In countries overthrown by the Fate, they reported one hundred percent employment. However, the workers had no say in where they worked, or how long. Their supposed education was a joke, and should anyone disagree, it was death or brainwashing. The latter seemed to work quite well.

“Ahhhh!”

Sam’s scream propelled Cole over the porch banister and towards the back of the manor before the echoes died away. He rounded the corner expecting to see mechmen, Fate soldiers, or her mother. Gravel skittered as he stopped short.

Sam stood back to back with Captain Jensen in the middle of a ring of five men from the Sagewood Garrison. They were all crouched in attack position. A sixth man lay on the ground clutching his knee.

As one, the five soldiers attacked. Jensen threw a bone shattering punch at his first assailant’s face.
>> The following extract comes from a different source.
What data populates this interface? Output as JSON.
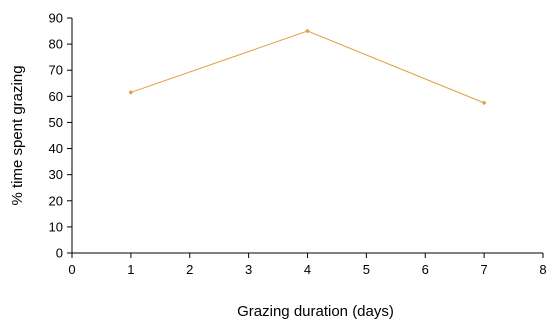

Sam glided under the arm of a man aiming a fist at her face, spun and punched him low on his side. Jensen landed a kick in the stomach of his second assailant.

Sam dogged her second attacker, leaning back to miss his fist then springing forward and dropping low to land an elbow in the back of his knee sending him forward on his hands and knees. Jensen stepped forward and kneed the downed man in the head.

A third soldier dragged her up by the upper arm. She snapped her fist back into his shoulder joint, shocking him enough to give her time to plant her knee in his groin.

In a matter of seconds Sam and Jensen had disabled the five men. He wrapped an arm around her shoulder, and her arm snaked to his waist as they congratulated each other with smiles and a squeeze.

“What the hell, Jensen!” Cole yelled as he stomped toward the group. He didn’t know what infuriated him more, the fact that this was what the Captain had in mind when he said self-defense, or that the man had the audacity to touch his wife.

“Did you see me?” Sam chirped.

“Yes, I see you.” He snapped. Sam immediately removed her hand from Jensen. The Captain on the other hand stepped between the couple, hands up in supplication. Did Jensen really think he needed to protect Sam from him? Fuel for the fire, Captain, he thought.

“Lord Cole, you don’t understand,” Jensen stammered. Cole had never seen the man so animated.

“I understand that six of your men just attacked the Princess full on!” And you groped my wife, Cole wanted to add, but he saw Sam behind Jensen picking at her nails. She only did that when she was nervous, and this time it was he who made her that way. Damn it. What was his slaggin’ problem?

“But, did you see her?” was all Captain Jensen could reply.

“Yes. I saw,” Cole said penitently, raking a hand through his hair. “Still, what the hell, Jensen?”

“Sir, I showed her a few pressure points and she took to it. She can’t land a punch worth clinker…Sorry Sam –” The Captain nodded apology to her. “but she can dodge. She was taking us out one by one no problem, so we upped the game. She’s near invincible.”